An der Lugano-Konferenz wird Wolodymyr Selensky per Live-Schaltung seinem Freund Cassis danken, danken für die Bemühungen um den Wiederaufbau. Im Zentrum seiner Rede wird aber ein flammender, auch ein glasklarer, brillant formulierter Appell stehen, jetzt und sofort seiner Armee mit schweren Waffen beizustehen. Zwar sei es richtig und wichtig, schon jetzt vom Wiederaufbau zu reden. Noch wichtiger sei aber, dass das nur eine unabhängige Ukraine, in ihren völkerrechtlich anerkannten Grenzen, vollziehen könne, unterstützt von den Ländern, die in diesem Saal versammelt seien. Die russische Armee habe sich aus seinem Land zurückzuziehen. Dazu kann die Lugano-Konferenz nur einen Appell an Putin erlassen. Die Veranstaltung am Lago Maggiore ist auch keine Geberkonferenz. Gewichtige Entscheide werden im Rahmen der G7 und in der EU gefällt und nicht in Lugano. Denn die wichtigen Repräsentanten der G7 Staaten werden nicht in Lugano dabei ein, sieht man von Ursula von der Leyen ab, der EU-Kommissionspräsidentin, die sich angemeldet hat.

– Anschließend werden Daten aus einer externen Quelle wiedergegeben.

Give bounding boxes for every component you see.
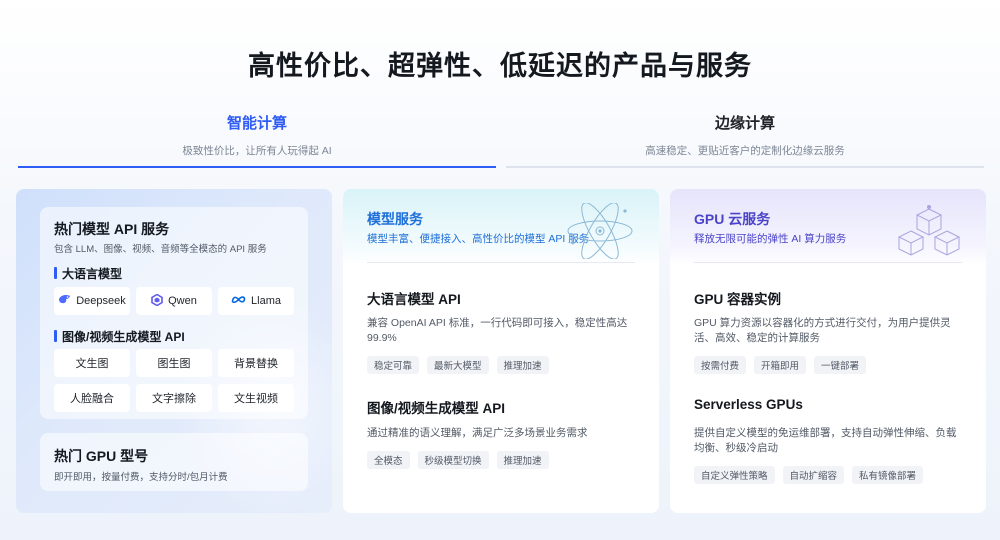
chip-background-replace[interactable]: 背景替换 <box>218 349 294 377</box>
chip-text-erase[interactable]: 文字擦除 <box>136 384 212 412</box>
product-tabs: 智能计算 极致性价比，让所有人玩得起 AI 边缘计算 高速稳定、更贴近客户的定制… <box>18 104 984 168</box>
section-headline: 高性价比、超弹性、低延迟的产品与服务 <box>248 51 752 81</box>
llm-section-label: 大语言模型 <box>54 265 122 282</box>
gpu-container-desc: GPU 算力资源以容器化的方式进行交付，为用户提供灵活、高效、稳定的计算服务 <box>694 317 951 344</box>
tag: 秒级模型切换 <box>417 451 489 469</box>
tag: 推理加速 <box>496 356 549 374</box>
tag: 私有镜像部署 <box>852 466 924 484</box>
tab-active-indicator <box>18 166 496 168</box>
card-title: GPU 云服务 <box>694 211 771 227</box>
card-divider <box>367 262 635 263</box>
card-subtitle: 模型丰富、便捷接入、高性价比的模型 API 服务 <box>367 233 590 245</box>
chip-text-to-image[interactable]: 文生图 <box>54 349 130 377</box>
tag: 全模态 <box>367 451 410 469</box>
chip-label: Deepseek <box>76 295 126 307</box>
llm-api-tags: 稳定可靠 最新大模型 推理加速 <box>367 356 549 374</box>
tag: 稳定可靠 <box>367 356 420 374</box>
model-service-card: 模型服务 模型丰富、便捷接入、高性价比的模型 API 服务 大语言模型 API … <box>343 189 659 513</box>
chip-text-to-video[interactable]: 文生视频 <box>218 384 294 412</box>
tag: 一键部署 <box>814 356 867 374</box>
tag: 推理加速 <box>496 451 549 469</box>
tag: 最新大模型 <box>427 356 489 374</box>
gpu-container-tags: 按需付费 开箱即用 一键部署 <box>694 356 867 374</box>
chip-label: Qwen <box>168 295 197 307</box>
cubes-icon <box>896 203 962 264</box>
atom-icon <box>565 202 635 264</box>
gen-api-title[interactable]: 图像/视频生成模型 API <box>367 397 505 417</box>
serverless-gpu-title[interactable]: Serverless GPUs <box>694 397 803 412</box>
hot-model-title: 热门模型 API 服务 <box>54 221 170 237</box>
gpu-cloud-card: GPU 云服务 释放无限可能的弹性 AI 算力服务 GPU 容器实例 GPU 算… <box>670 189 986 513</box>
gpu-container-title[interactable]: GPU 容器实例 <box>694 288 781 308</box>
chip-qwen[interactable]: Qwen <box>136 287 212 315</box>
tag: 开箱即用 <box>754 356 807 374</box>
chip-label: Llama <box>251 295 281 307</box>
card-subtitle: 释放无限可能的弹性 AI 算力服务 <box>694 233 847 245</box>
card-header: 模型服务 模型丰富、便捷接入、高性价比的模型 API 服务 <box>343 189 659 265</box>
hot-model-subtitle: 包含 LLM、图像、视频、音频等全模态的 API 服务 <box>54 244 267 255</box>
llm-api-desc: 兼容 OpenAI API 标准，一行代码即可接入，稳定性高达 99.9% <box>367 317 628 344</box>
serverless-gpu-desc: 提供自定义模型的免运维部署，支持自动弹性伸缩、负载均衡、秒级冷启动 <box>694 427 957 454</box>
card-header: GPU 云服务 释放无限可能的弹性 AI 算力服务 <box>670 189 986 265</box>
card-divider <box>694 262 962 263</box>
hot-model-api-card[interactable]: 热门模型 API 服务 包含 LLM、图像、视频、音频等全模态的 API 服务 … <box>40 207 308 419</box>
gen-section-label: 图像/视频生成模型 API <box>54 328 185 345</box>
tag: 按需付费 <box>694 356 747 374</box>
hot-gpu-subtitle: 即开即用，按量付费，支持分时/包月计费 <box>54 472 228 483</box>
gen-api-tags: 全模态 秒级模型切换 推理加速 <box>367 451 549 469</box>
meta-icon <box>231 295 246 307</box>
tab-title: 边缘计算 <box>714 115 775 132</box>
hot-services-panel: 热门模型 API 服务 包含 LLM、图像、视频、音频等全模态的 API 服务 … <box>16 189 332 513</box>
tab-subtitle: 极致性价比，让所有人玩得起 AI <box>182 145 332 157</box>
llm-api-title[interactable]: 大语言模型 API <box>367 288 461 308</box>
tag: 自动扩缩容 <box>782 466 845 484</box>
chip-face-fusion[interactable]: 人脸融合 <box>54 384 130 412</box>
tab-indicator <box>506 166 984 168</box>
card-title: 模型服务 <box>367 211 423 227</box>
chip-image-to-image[interactable]: 图生图 <box>136 349 212 377</box>
serverless-gpu-tags: 自定义弹性策略 自动扩缩容 私有镜像部署 <box>694 466 924 484</box>
chip-deepseek[interactable]: Deepseek <box>54 287 130 315</box>
tab-smart-computing[interactable]: 智能计算 极致性价比，让所有人玩得起 AI <box>18 104 496 168</box>
tab-edge-computing[interactable]: 边缘计算 高速稳定、更贴近客户的定制化边缘云服务 <box>506 104 984 168</box>
tab-title: 智能计算 <box>226 115 287 132</box>
gen-api-desc: 通过精准的语义理解，满足广泛多场景业务需求 <box>367 427 588 439</box>
hot-gpu-title: 热门 GPU 型号 <box>54 448 149 464</box>
qwen-icon <box>151 293 163 309</box>
hot-gpu-card[interactable]: 热门 GPU 型号 即开即用，按量付费，支持分时/包月计费 <box>40 433 308 491</box>
tab-subtitle: 高速稳定、更贴近客户的定制化边缘云服务 <box>645 145 845 157</box>
deepseek-icon <box>58 294 71 308</box>
tag: 自定义弹性策略 <box>694 466 775 484</box>
chip-llama[interactable]: Llama <box>218 287 294 315</box>
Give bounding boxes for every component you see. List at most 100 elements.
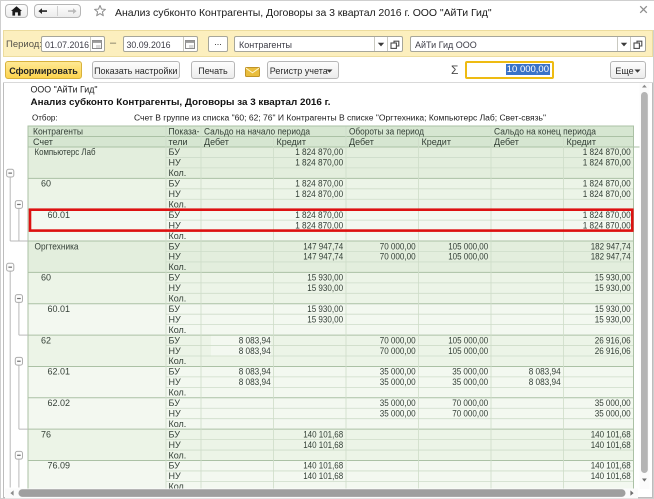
svg-text:140 101,68: 140 101,68	[591, 471, 631, 481]
svg-text:105 000,00: 105 000,00	[448, 241, 488, 251]
svg-text:ООО "АйТи Гид": ООО "АйТи Гид"	[31, 85, 98, 95]
svg-text:Кол.: Кол.	[169, 262, 187, 272]
svg-text:62: 62	[41, 335, 51, 345]
svg-text:1 824 870,00: 1 824 870,00	[295, 189, 343, 199]
svg-text:140 101,68: 140 101,68	[591, 440, 631, 450]
svg-text:8 083,94: 8 083,94	[239, 377, 271, 387]
svg-text:15 930,00: 15 930,00	[595, 314, 631, 324]
svg-text:60: 60	[41, 273, 51, 283]
svg-text:105 000,00: 105 000,00	[448, 346, 488, 356]
svg-text:БУ: БУ	[169, 367, 181, 377]
svg-text:70 000,00: 70 000,00	[452, 398, 488, 408]
svg-text:1 824 870,00: 1 824 870,00	[295, 210, 343, 220]
svg-text:1 824 870,00: 1 824 870,00	[295, 179, 343, 189]
svg-text:26 916,06: 26 916,06	[595, 346, 631, 356]
svg-text:140 101,68: 140 101,68	[591, 461, 631, 471]
svg-text:Кредит: Кредит	[567, 137, 596, 147]
svg-text:Кол.: Кол.	[169, 356, 187, 366]
svg-text:1 824 870,00: 1 824 870,00	[583, 210, 631, 220]
svg-text:70 000,00: 70 000,00	[380, 346, 416, 356]
svg-text:БУ: БУ	[169, 461, 181, 471]
svg-text:182 947,74: 182 947,74	[591, 241, 631, 251]
svg-text:Счет В группе из списка "60; 6: Счет В группе из списка "60; 62; 76" И К…	[134, 114, 546, 123]
svg-text:НУ: НУ	[169, 189, 181, 199]
svg-text:Кол.: Кол.	[169, 388, 187, 398]
svg-text:БУ: БУ	[169, 210, 181, 220]
svg-text:Контрагенты: Контрагенты	[33, 126, 83, 136]
svg-text:Кол.: Кол.	[169, 325, 187, 335]
svg-text:БУ: БУ	[169, 179, 181, 189]
svg-text:15 930,00: 15 930,00	[307, 273, 343, 283]
svg-text:60: 60	[41, 179, 51, 189]
svg-text:60.01: 60.01	[48, 304, 71, 314]
svg-text:НУ: НУ	[169, 377, 181, 387]
svg-text:35 000,00: 35 000,00	[380, 377, 416, 387]
svg-text:БУ: БУ	[169, 147, 181, 157]
svg-text:60.01: 60.01	[48, 210, 71, 220]
svg-text:НУ: НУ	[169, 346, 181, 356]
svg-text:Кол.: Кол.	[169, 199, 187, 209]
svg-text:Дебет: Дебет	[204, 137, 229, 147]
svg-text:70 000,00: 70 000,00	[380, 335, 416, 345]
svg-text:35 000,00: 35 000,00	[595, 398, 631, 408]
svg-text:182 947,74: 182 947,74	[591, 252, 631, 262]
svg-text:147 947,74: 147 947,74	[303, 252, 343, 262]
svg-text:НУ: НУ	[169, 220, 181, 230]
svg-text:1 824 870,00: 1 824 870,00	[295, 147, 343, 157]
svg-text:БУ: БУ	[169, 304, 181, 314]
svg-text:НУ: НУ	[169, 252, 181, 262]
svg-text:НУ: НУ	[169, 440, 181, 450]
svg-text:Кредит: Кредит	[277, 137, 306, 147]
svg-text:Кол.: Кол.	[169, 231, 187, 241]
svg-text:70 000,00: 70 000,00	[380, 252, 416, 262]
svg-text:15 930,00: 15 930,00	[307, 314, 343, 324]
svg-text:8 083,94: 8 083,94	[239, 346, 271, 356]
svg-text:15 930,00: 15 930,00	[595, 283, 631, 293]
svg-text:147 947,74: 147 947,74	[303, 241, 343, 251]
svg-text:105 000,00: 105 000,00	[448, 252, 488, 262]
svg-text:1 824 870,00: 1 824 870,00	[583, 189, 631, 199]
svg-text:Кредит: Кредит	[422, 137, 451, 147]
svg-text:Дебет: Дебет	[349, 137, 374, 147]
svg-text:140 101,68: 140 101,68	[303, 461, 343, 471]
svg-text:Кол.: Кол.	[169, 168, 187, 178]
svg-text:140 101,68: 140 101,68	[303, 440, 343, 450]
svg-text:Компьютерс Лаб: Компьютерс Лаб	[35, 147, 96, 157]
svg-text:НУ: НУ	[169, 471, 181, 481]
svg-text:Оргтехника: Оргтехника	[35, 241, 79, 251]
svg-text:БУ: БУ	[169, 398, 181, 408]
svg-text:8 083,94: 8 083,94	[529, 377, 561, 387]
svg-text:Анализ субконто Контрагенты, Д: Анализ субконто Контрагенты, Договоры за…	[31, 97, 331, 108]
svg-text:НУ: НУ	[169, 408, 181, 418]
svg-text:Показа-: Показа-	[169, 126, 200, 136]
svg-text:15 930,00: 15 930,00	[595, 304, 631, 314]
svg-text:НУ: НУ	[169, 314, 181, 324]
svg-text:1 824 870,00: 1 824 870,00	[295, 158, 343, 168]
svg-text:тели: тели	[169, 137, 188, 147]
svg-text:62.01: 62.01	[48, 367, 71, 377]
svg-text:Кол.: Кол.	[169, 419, 187, 429]
svg-text:1 824 870,00: 1 824 870,00	[583, 147, 631, 157]
svg-text:Счет: Счет	[33, 137, 53, 147]
svg-text:Сальдо на начало периода: Сальдо на начало периода	[204, 126, 310, 136]
svg-text:Кол.: Кол.	[169, 450, 187, 460]
svg-text:70 000,00: 70 000,00	[452, 408, 488, 418]
svg-text:1 824 870,00: 1 824 870,00	[583, 179, 631, 189]
svg-text:1 824 870,00: 1 824 870,00	[583, 158, 631, 168]
svg-text:26 916,06: 26 916,06	[595, 335, 631, 345]
svg-text:140 101,68: 140 101,68	[303, 471, 343, 481]
svg-text:15 930,00: 15 930,00	[307, 304, 343, 314]
svg-text:8 083,94: 8 083,94	[239, 367, 271, 377]
svg-text:76: 76	[41, 429, 51, 439]
svg-text:35 000,00: 35 000,00	[595, 408, 631, 418]
svg-text:140 101,68: 140 101,68	[591, 429, 631, 439]
svg-text:Обороты за период: Обороты за период	[349, 126, 425, 136]
svg-text:35 000,00: 35 000,00	[380, 367, 416, 377]
svg-text:35 000,00: 35 000,00	[452, 377, 488, 387]
svg-text:БУ: БУ	[169, 335, 181, 345]
svg-text:76.09: 76.09	[48, 461, 71, 471]
svg-text:8 083,94: 8 083,94	[529, 367, 561, 377]
svg-text:8 083,94: 8 083,94	[239, 335, 271, 345]
svg-text:1 824 870,00: 1 824 870,00	[295, 220, 343, 230]
svg-text:140 101,68: 140 101,68	[303, 429, 343, 439]
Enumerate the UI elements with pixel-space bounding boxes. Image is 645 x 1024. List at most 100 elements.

Zu einer wirklichen Geberkonferenz will der deutsche Bundeskanzler Scholz einladen. Natürlich wird die Konferenz nicht ohne Folgen bleiben. Die rund 100köpfige Delegation aus der Ukraine wird Selenskys Worte verstärken, die Gelegenheit nutzen, sich mit den Teilnehmenden aus den rund 40 Ländern zu vernetzen, ein Netzwerk knüpfen, auf das dann beim Wiederaufbau aufgebaut werden kann. Der Vorteil: Es sind dann die Leute anwesend, die umzusetzen haben, was die Regierungen beschliessen werden.

Auf der anderen Seite wird Bundespräsident Cassis zur Kenntnis nehmen müssen, dass die Schweiz in diesem Weltkonflikt, demokratische Staaten kontra autoritäre Regime, zur Zeit keine Rolle spielt, im Schatten der Weltpolitik steht. Als neutraler, eben auch als demokratischer Staat, hat es die Schweiz schwer, zwischen den beiden Polen politisch zu agieren. Immerhin: Der ehemalige Bundesrat Didier Burkhalter schaffte es 2014/15 im sogenannt ersten Konflikt zwischen der Ukraine und Russland, im Rahmen der OSZE bis ins Grossraum-Büro Putins im Kreml eingeladen zu werden, um mit dem mächtigen Mann im Kreml zu verhandeln. Oft hängt es eben auch von der Persönlichkeit ab.

2 Kommentare

  1. Ein guter Beitrag und ja,so schnell ändert sich die Welt,wenn es geisteskranke Tyrannen auf einmal gibt!
    Je älter,je dümmer könnte man sagen,doch ich glaube der Typ ist dement oder nicht mehr bei Sinnen!
    kriegsverbrecher und Zar werden zu wollen,ist wohl ein Hirngespinnst!
    Was erwartet die nächste Geberation,wohl ein elend ohnegleichen,wenn solche Barbaren auf dieser Welt regieren!
    Wer macht diesem Treiben mal ein Ende?
    Viel power in der nächsten Zeit,ich habe riesige Bedenken,dass diese Sache gut zu ende geht!

  2. Nur eine kleine Anmerkung: Lugano liegt nicht am Lago Maggiore, es gibt da immer noch den Luganersee, Lago di Lugano! Nicht so gross wie der Langensee, auch nicht ganz so tief, aber vielleicht schöner.